Kho Kie kelihatannya bangga ilmunya itu dikagumi sianak muda. la beraksi lucu sekali sebelumnya ia menuturkan kisahnya.

"Ya," ia kata, "sebenarnya ilmuku ini sangat dirahasiakan, tidak boleh sembarangan diberitahukan kepada orang lain- Tapi tidak apa aku ceritakan sedikit saja cara bagaimana aku bisa mendapatkan ilmu itu." Ho Tiong Jong angguk-anggukkan kepalanya.

"Bagus, bagus ceritakanlah apa yang boleh diceritakan," katanya tertawa.

"Ilmu itu dinamai Tun-te-sut (ilmu masuk tanah) yang aku yakinkan dengan susah payah baru berhasil. Aku harus melatih kepalaku supaya jadi keras, dibantu oleh alat yang merupakan topi lancip dari baja murni.

Bermula aku meyakinkan beberapa kali merasa pening kepalaku, tetapi pelahan-lahan dengan pengunjukan guruku yang telaten dapat juga mempelajarinya ilmu itu. Setelah aku dapat masuk ketanah, sering sering aku tidur dalam tanah, hingga guruku bukannya jarang telah kehilangan diriku: ha ha ha." ia tertawa tergelak-gelak.

Tingkah lakunya Kho Kie yang lucu dan agaknya berhati polos, membuat Ho Tiong Jong semakin lama semakin menaruh perhatian dan suka kepadanya.

Ia sebenarnya tidak percaya ada orang bisa masuk kedalam tanah, akan tetapi mau atau tidak ia harus percaya sebab ia sudah menyaksikan dengan mata kepala sendiri. Mereka bercakap-cakap sambil duduk didepannya jendela kamar.

Kelihatannya dua orang itu akur sekali, seperti juga kenalan lama. Tiap pembicaraan ditutup dengan suara ketawa, malah terkadang Ho Tiong Jong ketawa nya keterlepasan hingga merasa jengah sendirinya karena disitu ia seberapa bisa harus membawa dirinya berlaku sopan santun-

"Laote" Kho Kie berkata lagi, setelah berhenti ketawa. "tempat disini sangat adem, aku akan pindah disini saja menemani laote, bagaimana?"

"Dengan senang hati." jawab Ho Tiong Jong ketawa.

Kho Kie lalu minta pelayan ambilkan barang-barangnya untuk ia pindah kesitu. Kemudian ia berkata lagi pada Ho Tiong Jong.

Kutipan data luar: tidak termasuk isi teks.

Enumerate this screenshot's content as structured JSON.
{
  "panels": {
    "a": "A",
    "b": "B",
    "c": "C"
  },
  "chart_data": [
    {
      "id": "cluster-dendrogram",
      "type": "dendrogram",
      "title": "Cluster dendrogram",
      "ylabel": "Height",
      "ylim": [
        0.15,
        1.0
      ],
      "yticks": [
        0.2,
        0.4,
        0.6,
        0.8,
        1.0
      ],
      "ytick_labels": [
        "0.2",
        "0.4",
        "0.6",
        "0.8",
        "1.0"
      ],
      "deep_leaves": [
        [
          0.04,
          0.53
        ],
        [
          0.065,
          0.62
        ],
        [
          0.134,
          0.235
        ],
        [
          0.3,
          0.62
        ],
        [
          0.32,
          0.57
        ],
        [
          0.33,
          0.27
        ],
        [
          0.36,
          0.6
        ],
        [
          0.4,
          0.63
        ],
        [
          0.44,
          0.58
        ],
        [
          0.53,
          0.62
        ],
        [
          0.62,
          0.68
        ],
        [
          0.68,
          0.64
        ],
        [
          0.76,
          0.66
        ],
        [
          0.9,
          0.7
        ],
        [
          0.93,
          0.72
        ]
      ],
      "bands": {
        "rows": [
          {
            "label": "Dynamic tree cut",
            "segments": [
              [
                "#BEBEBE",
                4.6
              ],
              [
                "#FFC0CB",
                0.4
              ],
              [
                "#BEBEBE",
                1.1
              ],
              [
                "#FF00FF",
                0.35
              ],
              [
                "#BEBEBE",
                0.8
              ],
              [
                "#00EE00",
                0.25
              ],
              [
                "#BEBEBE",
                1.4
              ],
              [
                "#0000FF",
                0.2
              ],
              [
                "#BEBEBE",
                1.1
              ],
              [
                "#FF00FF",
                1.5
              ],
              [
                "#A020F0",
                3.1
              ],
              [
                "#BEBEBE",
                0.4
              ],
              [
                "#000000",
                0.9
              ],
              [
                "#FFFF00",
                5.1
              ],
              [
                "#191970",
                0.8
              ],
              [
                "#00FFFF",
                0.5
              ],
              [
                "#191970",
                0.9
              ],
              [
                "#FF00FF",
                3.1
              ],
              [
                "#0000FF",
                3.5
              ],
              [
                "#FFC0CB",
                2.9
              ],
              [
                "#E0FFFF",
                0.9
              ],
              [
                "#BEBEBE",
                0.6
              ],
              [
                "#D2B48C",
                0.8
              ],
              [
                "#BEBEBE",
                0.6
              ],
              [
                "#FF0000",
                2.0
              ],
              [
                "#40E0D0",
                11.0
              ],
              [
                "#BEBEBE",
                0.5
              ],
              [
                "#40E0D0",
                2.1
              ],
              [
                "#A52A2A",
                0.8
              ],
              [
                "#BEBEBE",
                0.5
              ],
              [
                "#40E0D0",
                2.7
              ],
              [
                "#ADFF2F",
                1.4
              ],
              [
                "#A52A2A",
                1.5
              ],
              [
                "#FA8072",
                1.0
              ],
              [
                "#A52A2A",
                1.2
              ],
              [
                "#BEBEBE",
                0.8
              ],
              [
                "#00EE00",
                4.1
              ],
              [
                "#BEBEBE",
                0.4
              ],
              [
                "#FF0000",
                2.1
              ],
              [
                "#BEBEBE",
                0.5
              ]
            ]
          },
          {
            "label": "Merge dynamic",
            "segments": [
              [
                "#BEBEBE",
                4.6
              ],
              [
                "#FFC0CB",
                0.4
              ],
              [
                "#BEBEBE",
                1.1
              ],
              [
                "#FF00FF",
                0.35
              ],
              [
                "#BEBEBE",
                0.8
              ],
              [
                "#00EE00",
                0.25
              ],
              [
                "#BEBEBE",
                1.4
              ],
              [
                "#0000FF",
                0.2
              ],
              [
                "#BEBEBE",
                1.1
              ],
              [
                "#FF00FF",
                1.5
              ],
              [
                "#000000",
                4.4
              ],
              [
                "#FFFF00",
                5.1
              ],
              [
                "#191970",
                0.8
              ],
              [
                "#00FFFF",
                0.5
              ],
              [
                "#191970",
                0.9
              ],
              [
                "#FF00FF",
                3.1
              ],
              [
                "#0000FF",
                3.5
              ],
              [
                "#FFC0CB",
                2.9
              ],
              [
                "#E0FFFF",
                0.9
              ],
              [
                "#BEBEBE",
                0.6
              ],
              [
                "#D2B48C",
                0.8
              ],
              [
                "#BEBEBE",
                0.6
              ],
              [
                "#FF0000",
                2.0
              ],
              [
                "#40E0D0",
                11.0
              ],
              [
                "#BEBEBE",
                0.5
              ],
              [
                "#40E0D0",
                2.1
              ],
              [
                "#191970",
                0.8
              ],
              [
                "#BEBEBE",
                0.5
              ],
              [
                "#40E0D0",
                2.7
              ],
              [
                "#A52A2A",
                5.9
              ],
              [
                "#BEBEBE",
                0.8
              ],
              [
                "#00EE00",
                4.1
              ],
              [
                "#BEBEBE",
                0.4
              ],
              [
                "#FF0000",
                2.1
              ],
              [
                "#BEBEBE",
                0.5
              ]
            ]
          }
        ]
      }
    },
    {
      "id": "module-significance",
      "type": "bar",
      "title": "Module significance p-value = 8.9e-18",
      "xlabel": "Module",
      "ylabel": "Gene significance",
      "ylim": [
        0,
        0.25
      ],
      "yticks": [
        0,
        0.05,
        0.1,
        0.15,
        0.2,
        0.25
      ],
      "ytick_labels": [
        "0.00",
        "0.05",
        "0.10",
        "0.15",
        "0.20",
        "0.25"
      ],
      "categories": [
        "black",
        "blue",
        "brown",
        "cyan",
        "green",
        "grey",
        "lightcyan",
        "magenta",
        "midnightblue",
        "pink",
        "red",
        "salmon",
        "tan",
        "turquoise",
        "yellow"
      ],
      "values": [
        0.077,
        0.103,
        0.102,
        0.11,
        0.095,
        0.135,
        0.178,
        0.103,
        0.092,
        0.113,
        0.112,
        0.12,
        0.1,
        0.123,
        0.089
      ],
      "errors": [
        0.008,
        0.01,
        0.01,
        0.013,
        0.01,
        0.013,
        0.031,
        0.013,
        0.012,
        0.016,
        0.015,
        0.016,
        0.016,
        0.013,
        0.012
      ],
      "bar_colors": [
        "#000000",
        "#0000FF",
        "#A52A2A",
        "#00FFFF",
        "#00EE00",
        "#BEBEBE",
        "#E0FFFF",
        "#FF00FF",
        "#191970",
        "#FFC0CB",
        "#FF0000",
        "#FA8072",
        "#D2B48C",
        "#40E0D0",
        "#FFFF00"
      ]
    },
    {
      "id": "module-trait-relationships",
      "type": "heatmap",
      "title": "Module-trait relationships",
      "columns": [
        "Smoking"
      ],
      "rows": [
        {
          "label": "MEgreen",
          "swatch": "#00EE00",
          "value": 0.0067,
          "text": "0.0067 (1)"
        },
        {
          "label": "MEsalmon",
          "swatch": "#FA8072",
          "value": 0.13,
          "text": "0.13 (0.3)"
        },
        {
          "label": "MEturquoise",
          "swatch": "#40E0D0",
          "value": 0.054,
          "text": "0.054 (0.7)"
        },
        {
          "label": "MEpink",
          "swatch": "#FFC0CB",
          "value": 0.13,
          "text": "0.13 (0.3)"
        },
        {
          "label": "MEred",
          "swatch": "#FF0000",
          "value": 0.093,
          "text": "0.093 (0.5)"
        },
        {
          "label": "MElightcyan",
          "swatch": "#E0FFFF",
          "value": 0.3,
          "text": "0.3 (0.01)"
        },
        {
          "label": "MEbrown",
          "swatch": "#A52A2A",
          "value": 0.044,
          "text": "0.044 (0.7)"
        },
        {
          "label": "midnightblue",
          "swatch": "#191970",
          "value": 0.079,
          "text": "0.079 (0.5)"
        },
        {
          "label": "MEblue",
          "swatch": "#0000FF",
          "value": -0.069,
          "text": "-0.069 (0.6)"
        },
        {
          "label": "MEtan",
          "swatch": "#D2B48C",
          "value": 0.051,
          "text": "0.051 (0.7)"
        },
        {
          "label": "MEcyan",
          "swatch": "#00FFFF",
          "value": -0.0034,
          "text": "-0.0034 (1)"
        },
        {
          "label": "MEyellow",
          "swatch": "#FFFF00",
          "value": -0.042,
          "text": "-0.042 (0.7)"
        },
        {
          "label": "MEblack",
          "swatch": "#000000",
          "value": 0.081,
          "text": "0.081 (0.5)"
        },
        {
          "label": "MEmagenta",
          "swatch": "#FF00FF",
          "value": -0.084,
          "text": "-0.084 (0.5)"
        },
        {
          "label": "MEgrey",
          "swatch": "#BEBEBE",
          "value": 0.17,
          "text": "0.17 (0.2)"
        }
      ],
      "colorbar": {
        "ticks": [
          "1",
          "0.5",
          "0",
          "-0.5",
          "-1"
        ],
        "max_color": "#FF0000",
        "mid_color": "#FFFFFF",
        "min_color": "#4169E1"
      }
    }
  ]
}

"Laote, ketika aku berpisahan dengan suhuku beliau telah berkata padaku, bahwa aku ini sangat nakal. Kalau masih dibawah perlindungannya ada selamat, tapi kalau tidak dalam perlindungannya lagi aku bisa menemui bahaya karena perbuatanku yang nakal dan ugal-ugalan-"

"Ah kalau memang kita tidak mencari onar lebih dahulu, jangan kuatir kita dapat bahaya. Sebab orang boleh tidak begitu gila akan memusuhi kita tanpa alasan, bukan?" menyelak Ho Tiong Jong.